To confirm their findings, the team also analyzed DNA from the nits themselves and compared it other known louse populations. They found that the parasites’ migration history mirrored that of their human hosts from the Amazon to the Andes.
“All the nits we analyzed gave the same origin,” Perotti says. “That was very interesting. Totally independent of the DNA of the host, it gave us the same evolutionary history.”
Because louse cement preserves anything it encases, the team also found sources of environmental DNA that were neither human nor louse. Along with various strains of bacteria they found the earliest evidence of Merkel cell Polymavirus. The virus, discovered in 2008, can cause skin cancer and the researchers now speculate that head lice might play some role in its spread.
The team also examined the nits’ morphology and attachment for information about their hosts’ lives. For example, lice lay eggs closer to the warmth of the scalp in colder environments and the position of these nits, nearly on the mummies’ scalps, suggested that the ancient humans were exposed to extreme cold temperatures which might have played a role in their deaths.
“This work is remarkable on several levels,” says David Reed a biologist at the Florida Museum of Natural History who was not involved with the study. “First, the authors were able to sequence the genome from such a small and seemingly insignificant starting material, and second the lice upon these heads contributed to our understanding of human migrations.”
Plenty of evidence demonstrates that our ancestors lived with lice for many millions of years.
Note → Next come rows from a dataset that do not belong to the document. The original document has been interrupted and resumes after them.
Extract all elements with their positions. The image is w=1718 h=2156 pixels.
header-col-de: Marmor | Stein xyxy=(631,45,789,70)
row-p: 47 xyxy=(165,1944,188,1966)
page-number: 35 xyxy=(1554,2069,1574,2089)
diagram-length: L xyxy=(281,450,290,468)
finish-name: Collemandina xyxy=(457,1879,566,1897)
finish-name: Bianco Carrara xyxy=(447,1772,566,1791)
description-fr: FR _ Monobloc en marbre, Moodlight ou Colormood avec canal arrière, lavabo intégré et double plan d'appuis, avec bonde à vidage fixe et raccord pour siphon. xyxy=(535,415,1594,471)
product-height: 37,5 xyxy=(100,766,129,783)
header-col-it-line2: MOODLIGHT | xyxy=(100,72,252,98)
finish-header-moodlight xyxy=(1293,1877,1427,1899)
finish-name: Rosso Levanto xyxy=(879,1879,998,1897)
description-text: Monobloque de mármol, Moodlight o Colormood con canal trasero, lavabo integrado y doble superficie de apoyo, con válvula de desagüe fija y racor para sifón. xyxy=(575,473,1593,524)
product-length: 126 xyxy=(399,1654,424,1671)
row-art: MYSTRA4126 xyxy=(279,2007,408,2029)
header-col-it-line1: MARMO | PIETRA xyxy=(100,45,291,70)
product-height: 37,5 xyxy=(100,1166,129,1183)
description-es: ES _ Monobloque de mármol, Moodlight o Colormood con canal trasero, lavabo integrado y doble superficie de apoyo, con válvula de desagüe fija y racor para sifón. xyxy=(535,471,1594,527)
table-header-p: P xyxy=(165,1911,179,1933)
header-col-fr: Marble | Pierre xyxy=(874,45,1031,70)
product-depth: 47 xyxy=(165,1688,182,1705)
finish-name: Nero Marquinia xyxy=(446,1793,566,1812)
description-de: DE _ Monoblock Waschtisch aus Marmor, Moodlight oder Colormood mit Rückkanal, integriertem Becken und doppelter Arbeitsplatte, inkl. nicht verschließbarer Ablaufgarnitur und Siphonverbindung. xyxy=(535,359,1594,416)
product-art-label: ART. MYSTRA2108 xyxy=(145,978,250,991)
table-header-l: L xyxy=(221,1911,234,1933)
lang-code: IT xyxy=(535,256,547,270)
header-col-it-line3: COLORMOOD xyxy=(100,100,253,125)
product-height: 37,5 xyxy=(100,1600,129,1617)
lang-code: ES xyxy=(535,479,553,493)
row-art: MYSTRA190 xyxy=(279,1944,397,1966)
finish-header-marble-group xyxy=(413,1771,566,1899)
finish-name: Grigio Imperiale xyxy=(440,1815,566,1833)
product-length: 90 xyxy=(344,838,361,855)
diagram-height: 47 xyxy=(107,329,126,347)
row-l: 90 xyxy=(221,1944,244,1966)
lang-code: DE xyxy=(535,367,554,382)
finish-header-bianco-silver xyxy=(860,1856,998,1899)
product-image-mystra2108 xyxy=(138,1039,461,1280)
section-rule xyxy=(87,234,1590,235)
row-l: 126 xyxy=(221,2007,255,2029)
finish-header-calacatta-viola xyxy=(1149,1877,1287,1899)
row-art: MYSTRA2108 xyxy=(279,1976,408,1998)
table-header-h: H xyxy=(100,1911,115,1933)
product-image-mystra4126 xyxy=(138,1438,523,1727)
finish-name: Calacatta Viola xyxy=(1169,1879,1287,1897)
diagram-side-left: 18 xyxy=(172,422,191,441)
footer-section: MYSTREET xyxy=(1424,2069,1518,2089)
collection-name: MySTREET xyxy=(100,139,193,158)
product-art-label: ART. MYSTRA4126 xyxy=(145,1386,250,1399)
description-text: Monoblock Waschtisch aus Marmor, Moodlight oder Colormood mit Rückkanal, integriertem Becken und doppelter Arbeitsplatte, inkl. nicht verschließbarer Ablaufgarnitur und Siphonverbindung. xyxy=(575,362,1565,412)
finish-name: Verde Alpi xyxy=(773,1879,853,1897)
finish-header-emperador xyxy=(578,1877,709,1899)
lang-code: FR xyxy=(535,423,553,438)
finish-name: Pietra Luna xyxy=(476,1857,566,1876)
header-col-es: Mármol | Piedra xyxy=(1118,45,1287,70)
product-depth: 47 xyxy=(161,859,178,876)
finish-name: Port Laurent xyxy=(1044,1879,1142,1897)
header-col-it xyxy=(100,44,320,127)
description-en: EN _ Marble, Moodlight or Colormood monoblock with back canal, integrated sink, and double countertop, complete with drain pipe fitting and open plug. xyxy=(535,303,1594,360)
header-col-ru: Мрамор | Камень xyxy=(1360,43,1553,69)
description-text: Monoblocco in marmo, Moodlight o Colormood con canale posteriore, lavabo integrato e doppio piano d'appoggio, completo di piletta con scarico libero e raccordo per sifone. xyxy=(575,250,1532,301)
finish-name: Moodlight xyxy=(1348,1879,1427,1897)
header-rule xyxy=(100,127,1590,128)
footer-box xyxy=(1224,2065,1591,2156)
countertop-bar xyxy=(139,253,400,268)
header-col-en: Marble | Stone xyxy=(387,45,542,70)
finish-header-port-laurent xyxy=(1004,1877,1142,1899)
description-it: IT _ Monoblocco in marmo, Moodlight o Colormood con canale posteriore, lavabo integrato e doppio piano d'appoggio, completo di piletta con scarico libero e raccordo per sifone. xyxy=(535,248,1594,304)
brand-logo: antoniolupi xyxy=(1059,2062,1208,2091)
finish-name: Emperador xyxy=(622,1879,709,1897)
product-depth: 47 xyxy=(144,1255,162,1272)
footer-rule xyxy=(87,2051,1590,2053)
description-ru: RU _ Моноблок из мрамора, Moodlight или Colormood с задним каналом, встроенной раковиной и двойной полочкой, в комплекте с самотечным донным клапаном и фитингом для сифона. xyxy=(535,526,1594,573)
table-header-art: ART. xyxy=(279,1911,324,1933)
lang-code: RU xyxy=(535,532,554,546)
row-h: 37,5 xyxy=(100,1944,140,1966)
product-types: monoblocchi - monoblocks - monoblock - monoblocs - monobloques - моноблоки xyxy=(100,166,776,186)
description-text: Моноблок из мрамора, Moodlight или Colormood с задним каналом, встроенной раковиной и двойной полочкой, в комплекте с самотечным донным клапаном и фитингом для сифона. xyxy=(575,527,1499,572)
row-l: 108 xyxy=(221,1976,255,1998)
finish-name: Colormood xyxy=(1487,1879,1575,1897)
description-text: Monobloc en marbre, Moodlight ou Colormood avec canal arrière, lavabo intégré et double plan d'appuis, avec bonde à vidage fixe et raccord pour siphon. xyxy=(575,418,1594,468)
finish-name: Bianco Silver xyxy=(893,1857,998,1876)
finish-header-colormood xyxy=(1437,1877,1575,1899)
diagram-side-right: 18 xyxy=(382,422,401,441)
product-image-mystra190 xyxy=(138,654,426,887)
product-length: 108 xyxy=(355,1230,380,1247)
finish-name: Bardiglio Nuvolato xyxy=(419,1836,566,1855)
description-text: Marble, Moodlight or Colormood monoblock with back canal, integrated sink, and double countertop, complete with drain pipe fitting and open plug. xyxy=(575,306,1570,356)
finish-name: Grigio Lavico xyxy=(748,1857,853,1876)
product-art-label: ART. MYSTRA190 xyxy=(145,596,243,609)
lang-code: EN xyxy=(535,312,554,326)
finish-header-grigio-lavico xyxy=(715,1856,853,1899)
But scientists are only now delving into lice genomes to uncover how the parasites moved, spread and evolved along with their primate, and later human, hosts, around the world.
“Human lice have taught us so much about our history, from contact with archaic hominids to when humans started wearing clothing,” Reed says. “It seems that lice still have more to say about our history.”
Investigations of mummies and archaeological sites confirm that many ancient groups supported sizable populations of both head and clothing lice, which can still be found among their remains and artifacts of many types. Scientists have even discovered specialized combs that prehistoric South Americans employed to try and rid themselves of the pests. Luckily for today’s scientists, those efforts often failed.
Museum and private collections are filled with lice, scattered among hair, textiles and clothing. Many of these archaeological materials are now entirely out of context, gathered generations ago from unknown sites and not linked to particular places or times. But the nits that endure on these artifacts even long after their human hosts have faded into oblivion are now a newly discovered resource for learning much more about their ancient owners.
“The beauty of gathering info from nits is that they are preserved for thousands of years, attached to hair or clothing,” Perotti says. “And now we can link them directly to a specific person.”